Texts. Emails. Social media engagement. For the lucky among us, phone calls from friends and colleagues, rather than just bots. Maybe even that endangered species of communication, correspondence delivered to your non-virtual mailbox. Amidst all this constant communication, most of it faceless and cloaked in some level of anonymity, we choose our level of courtesy.
This post is not an editing tip that will help improve your writing, but instead addresses communication between editor and client. Contract editing often involves client interactions that never move beyond email communication and file sharing. Years of such interactions have taught me that people have a wide range of communication styles and expectations on email. I will indulge myself here with a plea for some basic tenets of courtesy:
- Please acknowledge email responses to a contract you have posted. You are asking the editor to put in time and effort; they deserve a response, even just a simple thanks. This is not a big ask, and makes the editor feel like they are corresponding with a human, rather than a great void
- A brief pleasantry can set a tone of friendly engagement in your emails. It can be a banal comment about the weather, or a personal detail. The point is to offer up some connection beyond just the purely business transaction (and helps prove that one is not corresponding with AI). I will say that I have yet to meet the person who does not respond positively to a compliment of some sort.

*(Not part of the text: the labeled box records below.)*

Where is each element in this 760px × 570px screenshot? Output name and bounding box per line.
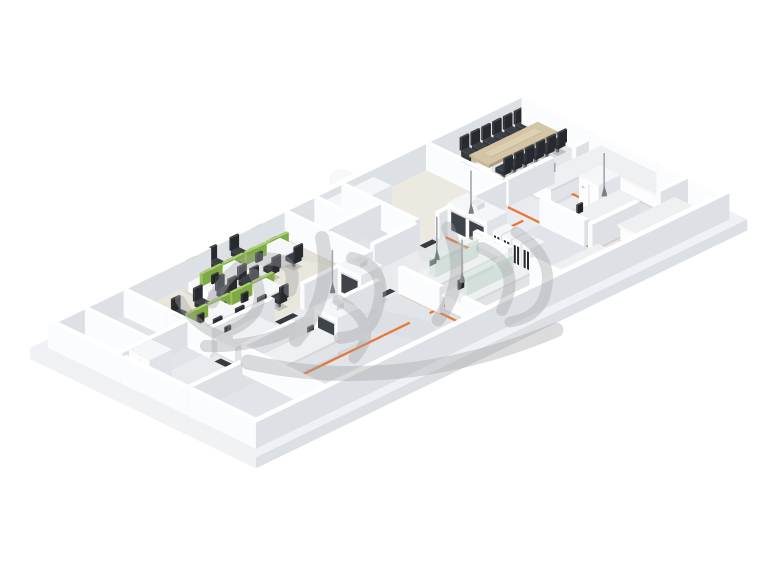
render-canvas <box>0 0 760 570</box>
conference-chair <box>470 132 472 146</box>
conference-chair <box>536 143 538 157</box>
gas-cylinder-cabinet-panel <box>517 246 519 265</box>
conference-chair <box>557 132 559 146</box>
office-chair <box>229 237 231 251</box>
conference-chair <box>514 153 516 167</box>
conference-chair <box>460 137 462 151</box>
desk-monitor <box>211 275 213 285</box>
office-chair <box>293 247 295 261</box>
desk-monitor <box>241 294 243 304</box>
conference-chair <box>481 127 483 141</box>
conference-chair <box>547 137 549 151</box>
wall <box>48 322 53 351</box>
conference-chair <box>503 158 505 172</box>
conference-chair <box>525 148 527 162</box>
conference-chair <box>492 122 494 136</box>
office-chair <box>279 287 281 301</box>
gas-cylinder-cabinet-panel <box>524 250 526 269</box>
gas-cylinder-cabinet-panel <box>527 251 529 270</box>
gas-cylinder-cabinet-panel <box>514 245 516 264</box>
scene-svg <box>0 0 760 570</box>
wall <box>251 420 256 449</box>
wall <box>300 282 305 310</box>
conference-chair <box>503 116 505 130</box>
conference-chair <box>514 111 516 125</box>
office-chair <box>193 288 195 302</box>
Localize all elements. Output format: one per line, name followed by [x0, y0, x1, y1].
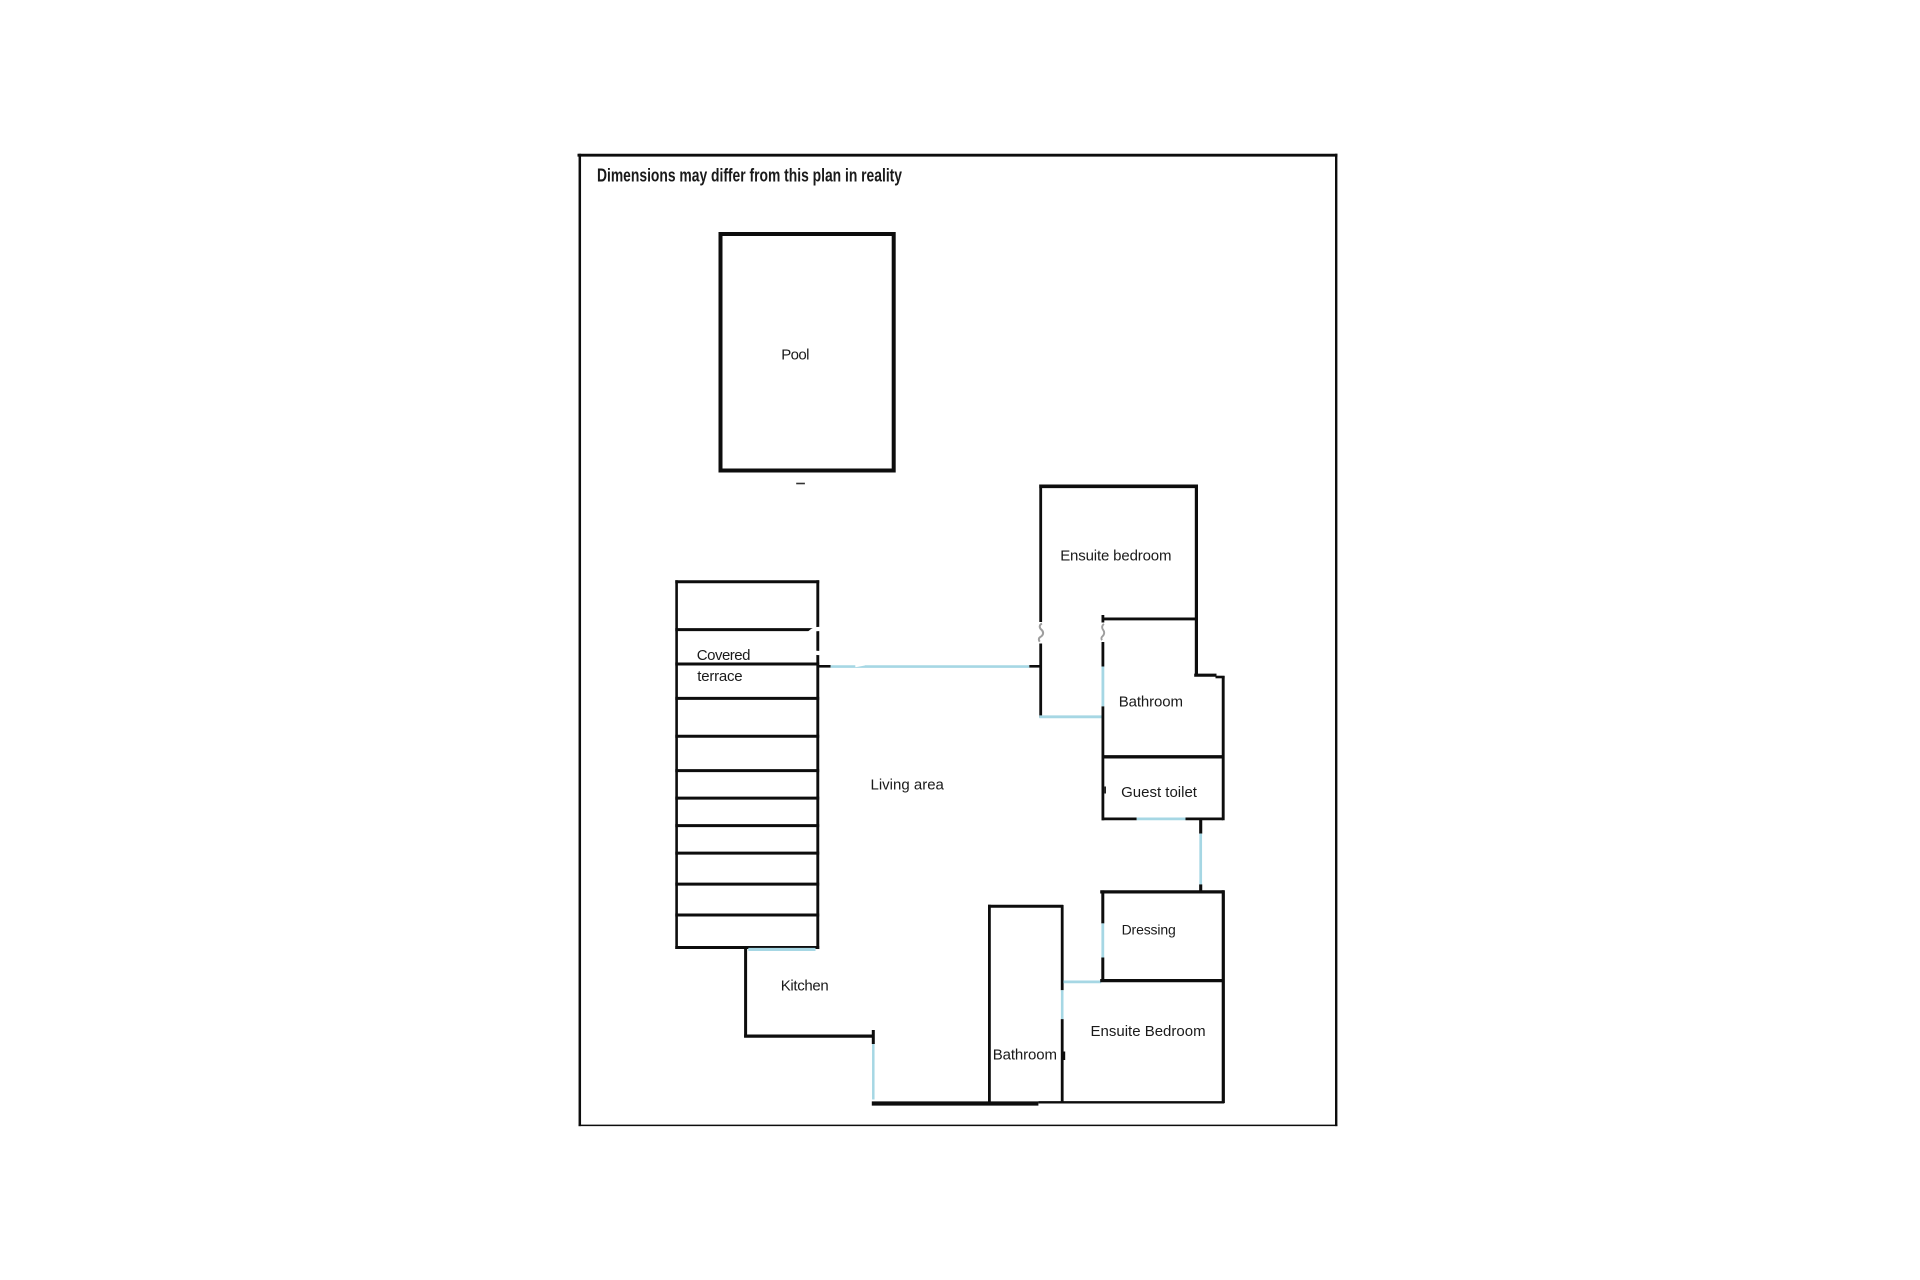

- There are obviously no set rules for how quickly you need to respond to an email, but telling your email recipient that you will get back to them in a day or two, or a week or two, is a considerate way to let them know when to expect a reply. Clarity is always best. Don’t leave them frustrated and refreshing their inbox every hour.
- Ask yourself: Would I feel comfortable saying this face-to-face? If the answer is no, then pause to consider why it is ok by email. When I pour my frustrations into an email response, if the timing permits I try to sit on it for at least an hour. Take a moment with your furry friend or a walk around the block, and then reread your email. Chances are, you will tone it down a bit. And catch a typo or two as a bonus!
What are your expectations for email correspondence with people you have never met in person? Do you prefer texting-influenced one liners, or snail-mail-influenced mini letters, with a greeting, proper paragraph, and a friendly sign-off? Have you ever had to push to get an email response from a current or potential client, or in turn, yourself ignored someone’s email for too long? Let me know what you think are the correct rules of engagement.

Photo credit for mailboxes: https://www.flickr.com/photos/octoberblue/


Hi Carina! I completely agree that a little courtesy goes a long way in email communication. I know I like to check in with people before I begin my email with a little life update. Even a simple acknowledgment or quick update can make interactions feel much more professional and human. Thanks for sharing.
I really agree with the point about acknowledging emails, even with a quick thank you. It is such a small thing, but it makes the communication feel a lot more respectful and human. I also like the idea of pausing before sending a frustrated response because tone can come across so differently over email.